A more realistic hope is that the price disclosure rules prompt Americans to think about how drugs are paid for in this country. As consumers learn more about their care costs, they might begin to adjust their careless behavior, look for cheaper treatment alternatives or even push for more radical reforms to health care.

What about generic drugs? Well, many big drug companies have entered that industry and used their muscle to slow the process. Some drug companies pay off generic manufacturers to delay bringing cheaper versions of medications to market.

Even generic drug companies are confronted with headaches that could take years to cure. An amended civil antitrust complaint by more than 40 state attorney generals alleges that 15 individuals and 20 corporate defendants conspired to fix prices of more than 100 generic drugs.

The allegations highlight a basic health care truth: all companies, including those charged with keeping spending in check, prosper when prices go up. That’s the power of the $3.5 trillion health care industry.

When the pressure builds on manufacturers or they are threatened by generics, they string them out by announcing a new, improved version of popular, profitable drugs.

In many cases, the new drug is only a slightly modified version of the drug and offers a very small improvement. The new version costs more, but has virtually no additional benefit. The consumer doesn’t want to take any chances; they demand the newest therapy.

Generic drug prices can be as much as 90% less than branded products, which translated into $265 billion worth of consumer savings in 2017, according to a generic manufacturers trade group cited by AARP.

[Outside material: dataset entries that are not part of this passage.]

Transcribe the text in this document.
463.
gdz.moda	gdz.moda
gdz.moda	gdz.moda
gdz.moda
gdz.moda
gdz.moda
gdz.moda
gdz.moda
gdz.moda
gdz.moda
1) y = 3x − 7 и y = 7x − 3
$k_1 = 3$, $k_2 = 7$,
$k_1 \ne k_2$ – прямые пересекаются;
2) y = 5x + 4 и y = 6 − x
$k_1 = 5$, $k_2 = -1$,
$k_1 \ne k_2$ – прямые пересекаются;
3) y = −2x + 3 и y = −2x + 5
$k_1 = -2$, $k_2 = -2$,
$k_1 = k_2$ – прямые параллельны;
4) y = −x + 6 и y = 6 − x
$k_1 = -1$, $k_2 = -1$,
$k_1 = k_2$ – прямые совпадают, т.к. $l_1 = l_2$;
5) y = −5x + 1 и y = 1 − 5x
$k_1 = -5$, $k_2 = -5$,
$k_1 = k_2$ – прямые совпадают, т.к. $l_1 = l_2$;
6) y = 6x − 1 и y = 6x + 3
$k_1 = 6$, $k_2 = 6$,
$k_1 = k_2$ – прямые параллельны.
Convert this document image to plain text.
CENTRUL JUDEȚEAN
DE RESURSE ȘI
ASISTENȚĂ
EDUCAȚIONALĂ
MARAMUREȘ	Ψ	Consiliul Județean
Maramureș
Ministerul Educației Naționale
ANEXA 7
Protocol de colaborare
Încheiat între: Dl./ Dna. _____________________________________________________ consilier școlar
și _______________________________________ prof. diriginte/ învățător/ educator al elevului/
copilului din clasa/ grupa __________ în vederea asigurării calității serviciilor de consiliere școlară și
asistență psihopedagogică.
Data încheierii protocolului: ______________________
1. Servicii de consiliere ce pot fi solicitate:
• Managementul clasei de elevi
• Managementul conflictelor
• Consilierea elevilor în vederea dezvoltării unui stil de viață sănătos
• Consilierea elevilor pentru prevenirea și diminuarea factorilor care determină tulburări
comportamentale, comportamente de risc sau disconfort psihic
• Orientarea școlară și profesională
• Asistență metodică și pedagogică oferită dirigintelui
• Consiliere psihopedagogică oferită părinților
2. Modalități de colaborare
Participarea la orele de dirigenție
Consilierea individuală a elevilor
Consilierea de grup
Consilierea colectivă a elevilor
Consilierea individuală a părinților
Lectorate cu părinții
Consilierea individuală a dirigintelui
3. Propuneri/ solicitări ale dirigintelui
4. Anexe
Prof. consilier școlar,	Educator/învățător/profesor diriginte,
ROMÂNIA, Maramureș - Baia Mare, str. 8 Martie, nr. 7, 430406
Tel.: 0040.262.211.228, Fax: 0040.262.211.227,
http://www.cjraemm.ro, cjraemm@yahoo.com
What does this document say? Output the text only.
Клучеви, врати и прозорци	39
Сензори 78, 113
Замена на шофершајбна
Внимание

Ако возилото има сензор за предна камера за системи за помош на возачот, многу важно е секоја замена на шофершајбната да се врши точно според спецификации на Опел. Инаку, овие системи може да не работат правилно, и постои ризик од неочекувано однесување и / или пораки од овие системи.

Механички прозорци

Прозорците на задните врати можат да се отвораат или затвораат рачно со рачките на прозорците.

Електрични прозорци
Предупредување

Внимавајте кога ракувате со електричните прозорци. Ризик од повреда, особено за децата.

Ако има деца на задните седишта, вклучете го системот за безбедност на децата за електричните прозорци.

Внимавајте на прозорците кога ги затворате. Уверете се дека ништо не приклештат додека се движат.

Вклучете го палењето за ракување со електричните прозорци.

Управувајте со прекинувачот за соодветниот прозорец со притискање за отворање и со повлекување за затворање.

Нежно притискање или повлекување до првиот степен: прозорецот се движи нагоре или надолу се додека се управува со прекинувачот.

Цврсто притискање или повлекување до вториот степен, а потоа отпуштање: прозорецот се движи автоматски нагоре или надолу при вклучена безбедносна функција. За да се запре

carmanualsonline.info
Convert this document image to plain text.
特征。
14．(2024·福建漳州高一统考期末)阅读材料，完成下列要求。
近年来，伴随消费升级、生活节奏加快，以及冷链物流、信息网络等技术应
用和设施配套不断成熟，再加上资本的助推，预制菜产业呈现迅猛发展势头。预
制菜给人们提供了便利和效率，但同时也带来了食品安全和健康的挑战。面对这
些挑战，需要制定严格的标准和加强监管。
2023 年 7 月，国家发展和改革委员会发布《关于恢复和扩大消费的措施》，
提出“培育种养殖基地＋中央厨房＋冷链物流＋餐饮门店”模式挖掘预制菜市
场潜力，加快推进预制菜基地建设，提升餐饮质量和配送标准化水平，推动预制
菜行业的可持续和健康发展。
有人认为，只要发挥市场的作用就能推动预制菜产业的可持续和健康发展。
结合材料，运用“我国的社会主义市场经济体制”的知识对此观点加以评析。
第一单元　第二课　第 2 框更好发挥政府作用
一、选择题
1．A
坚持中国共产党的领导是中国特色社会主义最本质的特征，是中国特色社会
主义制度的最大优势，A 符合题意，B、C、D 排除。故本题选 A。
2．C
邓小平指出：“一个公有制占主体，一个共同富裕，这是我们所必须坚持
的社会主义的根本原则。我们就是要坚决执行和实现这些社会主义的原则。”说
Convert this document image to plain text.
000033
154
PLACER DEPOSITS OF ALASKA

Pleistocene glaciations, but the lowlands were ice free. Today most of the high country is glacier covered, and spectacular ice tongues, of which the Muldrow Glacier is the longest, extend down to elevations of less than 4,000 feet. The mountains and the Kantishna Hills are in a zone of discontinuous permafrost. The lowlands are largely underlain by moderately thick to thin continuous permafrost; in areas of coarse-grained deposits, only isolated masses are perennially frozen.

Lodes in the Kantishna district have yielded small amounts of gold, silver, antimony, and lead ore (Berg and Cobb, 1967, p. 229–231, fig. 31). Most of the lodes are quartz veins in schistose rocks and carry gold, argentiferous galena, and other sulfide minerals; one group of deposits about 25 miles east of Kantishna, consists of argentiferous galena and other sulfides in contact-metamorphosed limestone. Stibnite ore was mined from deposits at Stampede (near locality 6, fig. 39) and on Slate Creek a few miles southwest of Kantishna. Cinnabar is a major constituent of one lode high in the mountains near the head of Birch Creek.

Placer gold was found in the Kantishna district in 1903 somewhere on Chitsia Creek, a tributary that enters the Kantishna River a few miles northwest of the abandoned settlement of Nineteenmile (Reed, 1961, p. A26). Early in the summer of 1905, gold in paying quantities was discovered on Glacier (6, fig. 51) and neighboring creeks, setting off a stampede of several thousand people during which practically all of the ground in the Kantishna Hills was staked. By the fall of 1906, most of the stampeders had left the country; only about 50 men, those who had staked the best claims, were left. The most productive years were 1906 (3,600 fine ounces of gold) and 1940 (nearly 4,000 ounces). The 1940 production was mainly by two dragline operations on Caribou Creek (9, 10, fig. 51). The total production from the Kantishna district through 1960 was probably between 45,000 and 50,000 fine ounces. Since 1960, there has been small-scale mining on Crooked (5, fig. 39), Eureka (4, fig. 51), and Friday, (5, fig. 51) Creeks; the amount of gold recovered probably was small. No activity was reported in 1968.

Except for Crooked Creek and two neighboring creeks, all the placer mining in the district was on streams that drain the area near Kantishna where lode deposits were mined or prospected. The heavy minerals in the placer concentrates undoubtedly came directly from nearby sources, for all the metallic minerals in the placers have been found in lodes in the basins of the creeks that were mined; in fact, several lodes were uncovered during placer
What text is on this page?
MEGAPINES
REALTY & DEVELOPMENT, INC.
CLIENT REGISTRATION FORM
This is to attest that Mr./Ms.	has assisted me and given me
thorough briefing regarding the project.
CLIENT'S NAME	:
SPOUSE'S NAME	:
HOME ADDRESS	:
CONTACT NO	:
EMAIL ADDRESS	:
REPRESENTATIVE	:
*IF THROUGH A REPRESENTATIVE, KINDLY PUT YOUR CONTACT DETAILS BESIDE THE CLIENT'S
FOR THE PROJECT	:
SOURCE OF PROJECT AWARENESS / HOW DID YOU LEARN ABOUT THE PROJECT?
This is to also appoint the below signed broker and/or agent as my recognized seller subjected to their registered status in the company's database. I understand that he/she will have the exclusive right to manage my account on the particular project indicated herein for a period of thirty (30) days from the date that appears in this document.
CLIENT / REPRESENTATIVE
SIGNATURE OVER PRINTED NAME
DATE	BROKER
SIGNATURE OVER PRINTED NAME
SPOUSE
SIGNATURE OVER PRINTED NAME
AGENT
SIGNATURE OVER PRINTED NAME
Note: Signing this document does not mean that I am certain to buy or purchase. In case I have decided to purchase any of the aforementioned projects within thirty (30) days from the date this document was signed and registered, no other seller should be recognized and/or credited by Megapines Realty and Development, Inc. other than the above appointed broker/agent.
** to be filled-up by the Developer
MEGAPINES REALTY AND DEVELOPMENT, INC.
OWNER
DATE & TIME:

That’s why brand-name manufacturers step in and “financially reward” generics to back off patent litigation and delay price competition. Congress needs to give Medicare the ability to negotiate with drugmakers. Medicare could buy huge volumes of popular drugs and that would help lower prices.

Some consumers ask “Why not buy drugs in Canada where the prices are much lower?” Critics fear this idea because it would open the door to harmful counterfeits. Yet when there have been shortages of drugs, the Food and Drug Administration has safely imported drugs. So it is possible; or the extra demand could lead to price increases in Canada.

Big pharma companies say new-age drugs are expensive to develop and make available, often more than $2.5 billion. Critics counter that argument by saying new blockbuster immunotherapies for cancer should be cheaper because they were made possible because of government-funded work done at the National Institutes of Health research labs.

Some critics ask “How do you measure the benefits of these new miracle drugs?” They often don’t offer a cure. Many only extend a terminal patient’s life by a few weeks or months; or only lower sugar levels in diabetics by a small, insignificant amount. Are the increased costs worth it?

Consumers often demand the newest and most advanced medications and therapies even if they provide modest benefits. The new wonder drugs are often in limited supplies. Then the question becomes “How do we determine who receives those treatments?”